The main melody doesn’t begin for 6 minutes and then really starts cooking, continuing seamlessly into Nimbus. It begins with an arpeggio-based chord sequence on Rhodes before being joined by an airy high-end synth melody that makes the listener feel they are orbiting roughly around Betelgeuse. Flashes of organ act as a nice textural counterpoint to the more spacey synth tones.

The pulsating 6/8 rhythm continues and progresses in fourth track Itinerarium. Musically, it’s the exact halfway point between jazz and electronica, with a complex bass drum pattern gradually emerging as several themes and textures combine in a polyphonic spree (good name for a band?). It then breaks down into a fantastic Rhodes section, with some superb xylophone-esque melodies floating across the sonic spectrum. It slowly dies away like the embers of a fire, bringing this overall section to a close.

Fifth track Embark grips from the outset, with a catchy chugging synth riff combining with an excellent high-end melody that morphs through several sounds. This time the rhythm is an insistent groove in 4/4 that really explodes around the two minute mark. This piece is a good example of Biro’s unique fusion of genres; if pushed I’d classify it as ambient psychedelic jazz/electronica, but really it defies categorization!

Seventh track Levitator starts out hauntingly with a sparse use of sound and space  then unfolds with a superbly controlled natural sense of musical development. It eventually reaches an astonishing crescendo and climax that actually makes you feel you’re levitating. The synth sounds at this point are mind blowing, the music having an emphatic grandeur all the more effective for the understated style that precedes it. This one is my personal favourite.

Seventh track Barren is a wonderful piece of musical impressionism that conjures up the image of being marooned on an alien planet that’s, well, barren. Its mysterious atmosphere brought to mind some of the more abstract moments of Holst’s classic suite The Planets. The following Immortal is equally dreamlike and gives the impression of gently floating through space forever.
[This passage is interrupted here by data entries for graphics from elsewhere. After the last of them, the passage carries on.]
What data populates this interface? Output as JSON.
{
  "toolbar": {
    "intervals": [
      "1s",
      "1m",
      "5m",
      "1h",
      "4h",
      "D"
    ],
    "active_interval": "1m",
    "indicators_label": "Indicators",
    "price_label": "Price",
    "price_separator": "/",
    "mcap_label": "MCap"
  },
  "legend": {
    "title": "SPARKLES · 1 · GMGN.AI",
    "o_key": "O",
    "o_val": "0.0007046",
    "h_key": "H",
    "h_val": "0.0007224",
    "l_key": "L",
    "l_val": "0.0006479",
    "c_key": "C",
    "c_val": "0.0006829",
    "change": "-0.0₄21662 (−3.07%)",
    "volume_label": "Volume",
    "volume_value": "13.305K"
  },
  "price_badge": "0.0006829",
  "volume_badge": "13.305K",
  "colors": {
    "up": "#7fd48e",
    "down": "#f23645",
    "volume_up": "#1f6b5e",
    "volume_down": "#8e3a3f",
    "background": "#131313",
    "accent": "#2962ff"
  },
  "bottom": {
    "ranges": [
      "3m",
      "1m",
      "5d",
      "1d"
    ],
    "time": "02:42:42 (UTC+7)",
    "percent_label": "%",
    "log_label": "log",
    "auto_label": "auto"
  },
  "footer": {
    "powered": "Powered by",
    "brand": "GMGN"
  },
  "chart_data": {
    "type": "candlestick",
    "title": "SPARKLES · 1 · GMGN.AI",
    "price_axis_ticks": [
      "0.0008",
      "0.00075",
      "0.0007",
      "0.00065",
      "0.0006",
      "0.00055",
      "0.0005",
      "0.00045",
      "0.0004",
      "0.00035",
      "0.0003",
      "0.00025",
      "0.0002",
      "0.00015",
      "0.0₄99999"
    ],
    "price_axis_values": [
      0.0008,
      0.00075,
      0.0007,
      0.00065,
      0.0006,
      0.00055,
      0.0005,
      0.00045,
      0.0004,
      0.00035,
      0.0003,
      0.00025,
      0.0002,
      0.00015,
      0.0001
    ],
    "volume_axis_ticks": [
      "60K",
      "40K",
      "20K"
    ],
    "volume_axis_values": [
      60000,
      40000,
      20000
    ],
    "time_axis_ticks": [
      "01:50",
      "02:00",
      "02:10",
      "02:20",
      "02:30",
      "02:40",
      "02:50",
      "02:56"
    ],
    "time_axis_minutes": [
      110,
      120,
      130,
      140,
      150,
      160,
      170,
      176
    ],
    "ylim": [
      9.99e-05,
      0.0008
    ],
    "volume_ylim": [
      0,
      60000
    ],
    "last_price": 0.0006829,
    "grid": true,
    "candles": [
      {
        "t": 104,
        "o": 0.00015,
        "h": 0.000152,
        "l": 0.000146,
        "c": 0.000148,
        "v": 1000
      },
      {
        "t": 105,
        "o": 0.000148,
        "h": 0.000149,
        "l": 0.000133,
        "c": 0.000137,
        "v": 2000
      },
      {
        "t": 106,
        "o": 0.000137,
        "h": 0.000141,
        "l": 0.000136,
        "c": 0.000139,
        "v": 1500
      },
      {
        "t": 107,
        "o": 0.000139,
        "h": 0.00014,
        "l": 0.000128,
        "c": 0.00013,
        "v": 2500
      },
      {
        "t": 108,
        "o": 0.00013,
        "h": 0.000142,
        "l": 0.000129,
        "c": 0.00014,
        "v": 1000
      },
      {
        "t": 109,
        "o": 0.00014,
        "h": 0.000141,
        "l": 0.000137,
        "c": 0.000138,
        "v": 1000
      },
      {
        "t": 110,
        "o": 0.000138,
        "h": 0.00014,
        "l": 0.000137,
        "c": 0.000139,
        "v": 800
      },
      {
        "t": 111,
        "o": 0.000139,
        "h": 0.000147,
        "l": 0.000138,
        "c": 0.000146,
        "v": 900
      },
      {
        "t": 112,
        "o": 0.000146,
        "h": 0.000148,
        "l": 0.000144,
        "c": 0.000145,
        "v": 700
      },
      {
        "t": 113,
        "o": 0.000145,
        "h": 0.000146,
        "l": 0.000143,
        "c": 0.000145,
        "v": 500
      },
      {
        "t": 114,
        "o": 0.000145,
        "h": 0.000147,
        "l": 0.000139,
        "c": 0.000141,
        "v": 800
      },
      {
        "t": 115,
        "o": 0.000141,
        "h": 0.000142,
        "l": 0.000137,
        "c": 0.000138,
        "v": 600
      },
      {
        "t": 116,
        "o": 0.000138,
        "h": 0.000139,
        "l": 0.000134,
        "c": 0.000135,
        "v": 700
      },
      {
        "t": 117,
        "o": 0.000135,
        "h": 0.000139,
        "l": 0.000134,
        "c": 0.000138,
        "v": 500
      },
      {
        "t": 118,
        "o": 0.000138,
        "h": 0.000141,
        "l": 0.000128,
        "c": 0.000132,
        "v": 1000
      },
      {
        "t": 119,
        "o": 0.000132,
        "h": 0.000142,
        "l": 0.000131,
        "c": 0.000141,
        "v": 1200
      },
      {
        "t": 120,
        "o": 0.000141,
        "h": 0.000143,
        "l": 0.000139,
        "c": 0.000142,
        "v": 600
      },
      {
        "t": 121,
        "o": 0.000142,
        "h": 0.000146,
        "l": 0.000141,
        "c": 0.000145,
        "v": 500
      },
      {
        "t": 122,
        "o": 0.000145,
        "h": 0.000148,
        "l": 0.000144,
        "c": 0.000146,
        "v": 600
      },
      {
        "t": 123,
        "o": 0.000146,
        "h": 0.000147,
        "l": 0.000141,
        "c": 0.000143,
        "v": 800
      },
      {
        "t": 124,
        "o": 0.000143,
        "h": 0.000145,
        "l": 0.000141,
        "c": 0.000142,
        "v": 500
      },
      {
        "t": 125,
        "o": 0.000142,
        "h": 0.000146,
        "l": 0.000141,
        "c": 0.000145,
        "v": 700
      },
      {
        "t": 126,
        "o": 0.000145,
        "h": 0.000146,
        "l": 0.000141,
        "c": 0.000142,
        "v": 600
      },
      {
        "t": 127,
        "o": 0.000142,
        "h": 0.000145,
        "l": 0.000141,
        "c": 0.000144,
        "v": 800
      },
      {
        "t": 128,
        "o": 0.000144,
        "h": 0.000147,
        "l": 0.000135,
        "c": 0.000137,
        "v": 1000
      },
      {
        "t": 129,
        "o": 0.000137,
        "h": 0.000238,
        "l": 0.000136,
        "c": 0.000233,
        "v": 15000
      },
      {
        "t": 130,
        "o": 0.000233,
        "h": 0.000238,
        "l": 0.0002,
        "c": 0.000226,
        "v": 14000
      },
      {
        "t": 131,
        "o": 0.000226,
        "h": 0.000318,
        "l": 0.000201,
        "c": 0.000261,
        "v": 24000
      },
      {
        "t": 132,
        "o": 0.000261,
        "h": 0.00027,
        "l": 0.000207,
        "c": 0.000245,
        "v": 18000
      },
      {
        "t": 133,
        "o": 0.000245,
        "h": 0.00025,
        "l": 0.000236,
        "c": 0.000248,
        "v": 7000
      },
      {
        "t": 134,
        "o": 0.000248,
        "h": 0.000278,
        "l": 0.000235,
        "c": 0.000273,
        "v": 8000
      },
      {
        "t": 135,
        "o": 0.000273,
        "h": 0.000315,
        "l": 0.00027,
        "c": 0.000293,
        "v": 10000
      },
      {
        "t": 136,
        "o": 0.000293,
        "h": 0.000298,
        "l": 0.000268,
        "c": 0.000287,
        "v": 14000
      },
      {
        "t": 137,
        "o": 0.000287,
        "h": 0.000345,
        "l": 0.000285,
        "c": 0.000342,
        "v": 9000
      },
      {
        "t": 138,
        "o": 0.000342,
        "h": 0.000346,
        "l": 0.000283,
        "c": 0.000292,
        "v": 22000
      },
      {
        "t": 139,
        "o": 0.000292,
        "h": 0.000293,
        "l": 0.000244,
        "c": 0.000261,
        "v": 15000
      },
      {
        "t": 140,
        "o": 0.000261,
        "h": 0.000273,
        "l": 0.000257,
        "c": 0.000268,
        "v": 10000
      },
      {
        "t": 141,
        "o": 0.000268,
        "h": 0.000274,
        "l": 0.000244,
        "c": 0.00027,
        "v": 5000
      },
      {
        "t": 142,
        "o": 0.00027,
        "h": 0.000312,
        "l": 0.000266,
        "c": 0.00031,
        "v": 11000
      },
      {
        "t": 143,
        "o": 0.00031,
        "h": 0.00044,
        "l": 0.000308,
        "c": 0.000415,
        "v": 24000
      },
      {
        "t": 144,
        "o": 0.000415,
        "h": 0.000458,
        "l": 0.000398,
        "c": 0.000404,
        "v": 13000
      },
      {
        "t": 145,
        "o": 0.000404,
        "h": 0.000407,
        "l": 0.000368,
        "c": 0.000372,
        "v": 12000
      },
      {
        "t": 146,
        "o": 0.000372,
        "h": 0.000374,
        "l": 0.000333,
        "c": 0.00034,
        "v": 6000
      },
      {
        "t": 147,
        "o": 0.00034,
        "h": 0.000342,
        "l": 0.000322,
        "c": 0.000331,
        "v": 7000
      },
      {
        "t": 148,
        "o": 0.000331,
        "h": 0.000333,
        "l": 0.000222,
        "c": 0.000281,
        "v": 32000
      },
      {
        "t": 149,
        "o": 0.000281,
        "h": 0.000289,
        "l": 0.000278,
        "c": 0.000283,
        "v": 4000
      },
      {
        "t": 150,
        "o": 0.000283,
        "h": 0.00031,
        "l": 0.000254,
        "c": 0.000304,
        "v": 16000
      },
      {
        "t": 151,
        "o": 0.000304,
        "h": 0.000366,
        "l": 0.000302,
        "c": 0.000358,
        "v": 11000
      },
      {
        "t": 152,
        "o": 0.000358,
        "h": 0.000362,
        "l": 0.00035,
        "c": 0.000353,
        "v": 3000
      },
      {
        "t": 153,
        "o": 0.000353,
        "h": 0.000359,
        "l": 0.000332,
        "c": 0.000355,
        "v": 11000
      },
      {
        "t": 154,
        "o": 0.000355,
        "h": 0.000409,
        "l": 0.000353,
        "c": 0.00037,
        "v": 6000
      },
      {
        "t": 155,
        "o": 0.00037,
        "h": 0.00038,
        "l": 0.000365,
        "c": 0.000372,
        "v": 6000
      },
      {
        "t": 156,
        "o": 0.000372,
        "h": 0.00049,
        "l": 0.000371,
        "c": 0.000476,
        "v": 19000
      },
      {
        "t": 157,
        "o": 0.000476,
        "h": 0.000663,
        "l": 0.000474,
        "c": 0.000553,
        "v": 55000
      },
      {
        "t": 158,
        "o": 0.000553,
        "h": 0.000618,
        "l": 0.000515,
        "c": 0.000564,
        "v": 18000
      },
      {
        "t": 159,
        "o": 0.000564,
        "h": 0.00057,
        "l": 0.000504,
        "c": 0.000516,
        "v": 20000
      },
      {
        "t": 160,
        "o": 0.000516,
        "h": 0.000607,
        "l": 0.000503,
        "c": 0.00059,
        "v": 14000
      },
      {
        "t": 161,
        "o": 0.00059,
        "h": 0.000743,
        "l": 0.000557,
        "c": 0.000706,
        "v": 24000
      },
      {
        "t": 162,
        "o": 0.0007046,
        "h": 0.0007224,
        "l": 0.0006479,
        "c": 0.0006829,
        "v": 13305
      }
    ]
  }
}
Once again, it slowly develops into a spinning web of intricate themes and melodies.

Ninth track Returning is a continuation once again with the nicely overdriven electric piano having an almost guitar-like edginess to the tone, which adds a little grit to the overall sound. Spatial, reverb-drenched synth strings give this track an almost orchestral feel which certainly adds to the epic vibe. The music catches fire around the six minute mark, some fabulous speaker-panning swirling sounds creating an intoxicating effect.

The closing piece Outside strips things right down to a sparse, enigmatic soundscape….the sound of gentle rolling waves and the most subtle of melodic themes, while a plethora of sounds from outer space float around as if suspended in mid air. It feels like a suitably mysterious finale for what has been an epic musical voyage.

Overall, this is a highly ambitious but perfectly executed electronica/ambient album. It highlights the importance of the album as an art form, as this work takes the listener on a sonic adventure where the sequence and arrangement of the tracks form a symphonic whole. It’s an album that rewards the listeners investment of attention, and gives the magical feeling of being transported to another place. To fans of this kind of music it will be adored, but it deserves to be appreciated on a much wider scale. If you’re looking for a unique musical experience, look no further than Daniel Biro’s 120 Onetwenty.